Section 8 of the act was repealed by section 1(1) of, and part XI of schedule 1 to, the Statute Law (Repeals) Act 1976, which came into force on 27 May 1976.

Section 6, concerning the re-borrowing powers of public authorities, remains in force and has been amended on several occasions.

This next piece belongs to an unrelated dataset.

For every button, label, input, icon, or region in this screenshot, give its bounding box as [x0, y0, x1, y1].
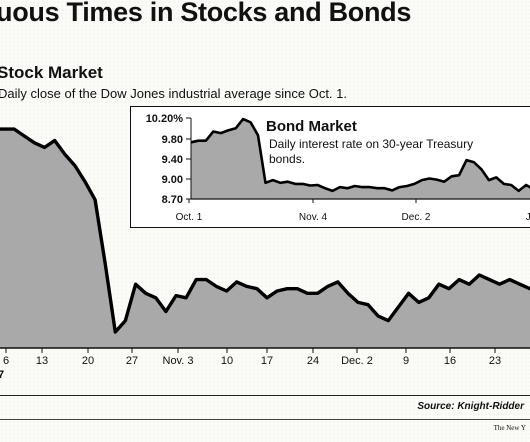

Words in section 6(1) were substituted by the Local Government (Scotland) Act 1975 and were further amended, subject to a saving, by the Local Government and Housing Act 1989. The Local Government etc. (Scotland) Act 1994 provides for a new section 6(5), excluding local authorities constituted under that act and joint boards in Scotland from the section's operation, but this amendment is prospective and, as respects Scotland only, had not been applied to the text of the act by the legislation.gov.uk editorial team as of the act's most recent revision. Section 9(1), giving the act its short title, also remains in force.